People are increasingly concerned that they will not be able to afford to retire. As a consequence, a growing number are delaying retirement. This will inevitably have a knock on impact on employers, as workers extend their careers and the workforce ages as a result.

In the UK, younger workers concerns about their ability to retire are greater still. Some 41% of those aged over 50 believe they will retire before 65, however this falls to 33% amongst those under 30. In particular, fears over declining standards of living and Government benefits are widespread. Many lack the confidence in having sufficient resources to fund their retirement.

So what impact does this hike in retirement age have on the workplace?

Health and engagement

In general, our research found that employees expecting to work longer are less healthy, more stressed and less engaged. The following figures below put the issue into stark perspective.

Of people with an expected retirement age of 70 or older, the survey reveals that:

  • 30% have poor or fair health
  • 51% have high or above average workplace stress levels
  • 28% are highly engaged and 34% are disengaged

Of people with expected retirement age of under 65, the survey reveals that:

  • 13% have poor or fair health
  • 42% have high or above average workplace stress levels
  • 35% are highly engaged and 26% are disengaged

These telling statistics should provide a warning to employers. Although since the economic recovery had taken hold globally, financial satisfaction improved – undoubtedly concerns on retirement security linger.  Since the survey, the result of the recent Brexit vote is now likely to keep those concerns alive for the foreseeable future.  Many employees are worried about their long-term financial security in retirement and anticipate longer careers to save for their retirement.

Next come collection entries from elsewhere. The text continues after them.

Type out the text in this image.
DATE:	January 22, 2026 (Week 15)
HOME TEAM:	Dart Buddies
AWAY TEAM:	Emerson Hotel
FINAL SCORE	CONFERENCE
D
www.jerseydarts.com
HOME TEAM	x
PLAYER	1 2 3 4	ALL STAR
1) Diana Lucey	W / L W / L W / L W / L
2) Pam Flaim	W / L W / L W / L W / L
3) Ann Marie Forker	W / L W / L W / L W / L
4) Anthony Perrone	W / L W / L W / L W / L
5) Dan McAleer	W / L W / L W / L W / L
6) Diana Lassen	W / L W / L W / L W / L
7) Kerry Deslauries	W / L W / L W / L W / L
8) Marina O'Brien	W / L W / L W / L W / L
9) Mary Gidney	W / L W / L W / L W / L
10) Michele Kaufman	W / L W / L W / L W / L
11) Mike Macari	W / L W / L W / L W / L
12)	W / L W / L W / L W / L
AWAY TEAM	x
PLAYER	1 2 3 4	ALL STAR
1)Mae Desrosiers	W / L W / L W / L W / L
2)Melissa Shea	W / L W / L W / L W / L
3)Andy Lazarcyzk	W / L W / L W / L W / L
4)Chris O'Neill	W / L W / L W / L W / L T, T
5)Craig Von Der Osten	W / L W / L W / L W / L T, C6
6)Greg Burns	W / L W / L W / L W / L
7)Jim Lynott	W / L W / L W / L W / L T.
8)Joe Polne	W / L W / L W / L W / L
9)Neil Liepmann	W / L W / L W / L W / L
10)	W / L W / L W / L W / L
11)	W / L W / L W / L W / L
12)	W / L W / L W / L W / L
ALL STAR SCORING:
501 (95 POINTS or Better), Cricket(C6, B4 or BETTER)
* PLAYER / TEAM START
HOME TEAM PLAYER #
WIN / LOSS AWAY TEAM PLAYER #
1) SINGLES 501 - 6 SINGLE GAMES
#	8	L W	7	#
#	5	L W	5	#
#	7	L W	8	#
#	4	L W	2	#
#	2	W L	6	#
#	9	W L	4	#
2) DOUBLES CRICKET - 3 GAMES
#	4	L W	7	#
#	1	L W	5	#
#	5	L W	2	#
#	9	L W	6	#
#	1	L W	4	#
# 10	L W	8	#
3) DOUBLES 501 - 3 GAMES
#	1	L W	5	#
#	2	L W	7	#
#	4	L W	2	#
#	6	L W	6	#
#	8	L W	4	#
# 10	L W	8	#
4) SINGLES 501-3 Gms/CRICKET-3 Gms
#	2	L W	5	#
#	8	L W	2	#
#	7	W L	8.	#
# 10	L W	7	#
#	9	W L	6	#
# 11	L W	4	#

Employees are looking to their company plans to provide for their retirement. In what ways can employers help them save for retirement when they have other competing priorities?

As short-term financial concerns for individuals ease, which we tend to see as members get older and debt repayment and house purchase become less of an issue, employees are more receptive to making plans for retirement. This should be a great opportunity for employers to get involved and support staff in planning for their retirement. But how can employers help them save for retirement?

Educate with online tools

Employers need to engage and educate their employees about their pensions early on and not wait until they are nearing retirement age. By this time, it will be too late to make up any shortfall and staff will have no option but to delay retirement.

Essentially employers can benefit from offering members a consumer experience, similar to what they face elsewhere in their day-to-day lives. The clunky old tools typically provided by pension schemes are no longer good enough. People now expect to be able to use their pension like a banking app.

Online tools can help members plan and be more engaged with their scheme much earlier in their employment. The best ones out there manage to connect with people about pensions in a meaningful, personalised way. For example, when explaining retirement saving in our LifeSight scheme, we focus on age as this resonates as a more tangible concept with ordinary people saving into their pensions. People want to know the age when they will be able to afford to retire, and what they can do to influence that age.  This easy to understand tool helps close gaps in employee understanding about savings amount required and costs in retirement.

Online tools can also ensure that employees think about their pensions more regularly and aren’t just limited to once a year when pension flex choices may get locked down. Such tools are developing rapidly and employers should be talking to their advisors and providers to discuss what is available.

If employees realise they have a problem when they are 55, it is often too late. The key is to avoid surprises for members as well as being informative and engaging. It benefits no one sending each member of a pension scheme a letter in the post that isn’t read or understood and just ends up in a rubbish bin. Employers need to provide an online resource that educates and encourages each member of staff to save enough money to allow them to work until they want to stop work and empower people who want to retire earlier to plan properly to do so.

Conclusion

It’s all about offering choice. For people who want to retire later, it is up to employers to help them by providing an environment in which they can best contribute. The old fashioned narrow view that everyone retires at 65 just isn’t feasible any more, employers need to plan for some employees to retire earlier, some at state retirement age and some later than that.

As employees consider their options for later retirement, they will increasingly look to their employers for advice and tools to support them. It is in all organisations interests to do this in order to help keep staff morale and engagement high, mitigate risk and protect reputation.